De nombreux préjugés jouent ici un rôle important. Bien que les sodomites condamnés constituent un échantillon de la société brugeoise – on trouve parmi eux aussi bien des riches propriétaires immobiliers que des marchands prospères ou des artisans talentueux –, les hommes en marge de la société sont beaucoup plus vulnérables face aux accusations de comportement sexuel « contre nature ». Les individus d’un statut social inférieur sans citoyenneté ni travail officiels et sans famille, ou encore les laissés-pour-compte comme les mendiants, les vagabonds et les voleurs à la tire terminent donc beaucoup plus souvent sur le bûcher. La sodomie offre en effet un prétexte pratique pour refouler du tissu urbain les individus non désirés.

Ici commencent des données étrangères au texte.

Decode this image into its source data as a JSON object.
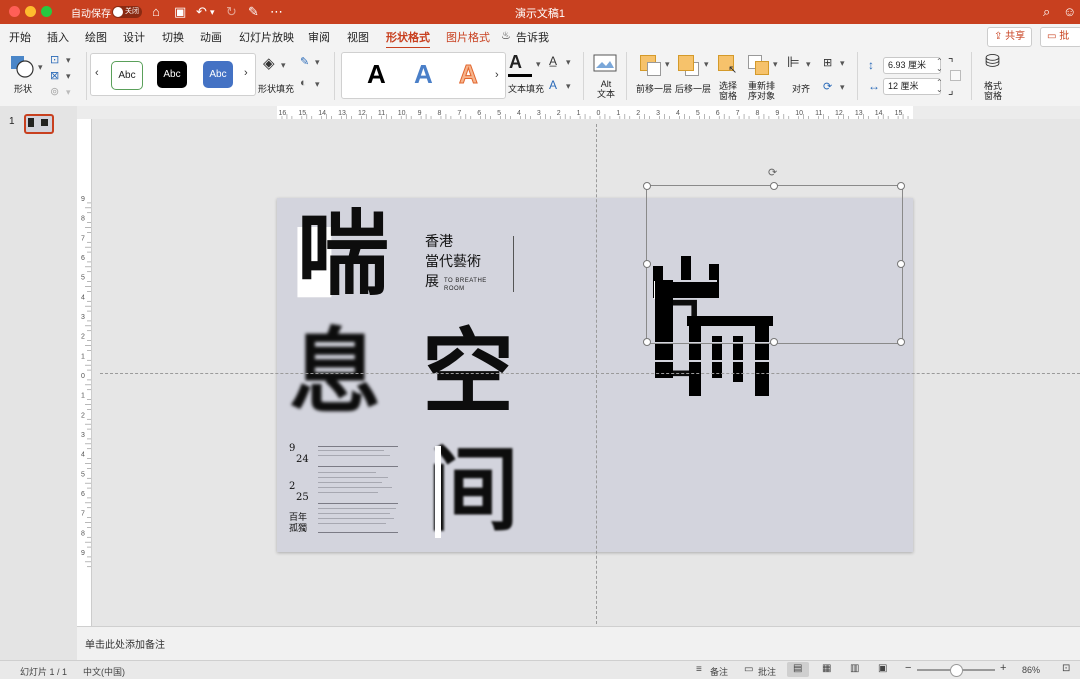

La part d’« étrangers » au sein de ce groupe ne doit pas être sous-estimée. En moyenne, un quart des sodomites condamnés dans les Pays-Bas méridionaux sont des « étrangers ». Les sociétés du bas Moyen Âge donnent une définition particulièrement large au terme « étrangers » : celui-ci englobe aussi bien les migrants d’un autre pays, que les nouveaux individus venus d’un autre comté ou duché des Pays-Bas. L’idée de la ville et de ses marges a donc de longs antécédents aux Pays-Bas méridionaux. Cela avec d’importantes implications. De nombreux nouveaux venus ne peuvent pas compter sur un réseau social étendu et sont donc plus vite l’objet de soupçons et de ragots ; leurs délits sont plus rapidement rapportés aux autorités – a fortiori en temps de déclin économique, quand il n’y a pas de place intra-muros pour les présumés « chercheurs de bonne fortune ».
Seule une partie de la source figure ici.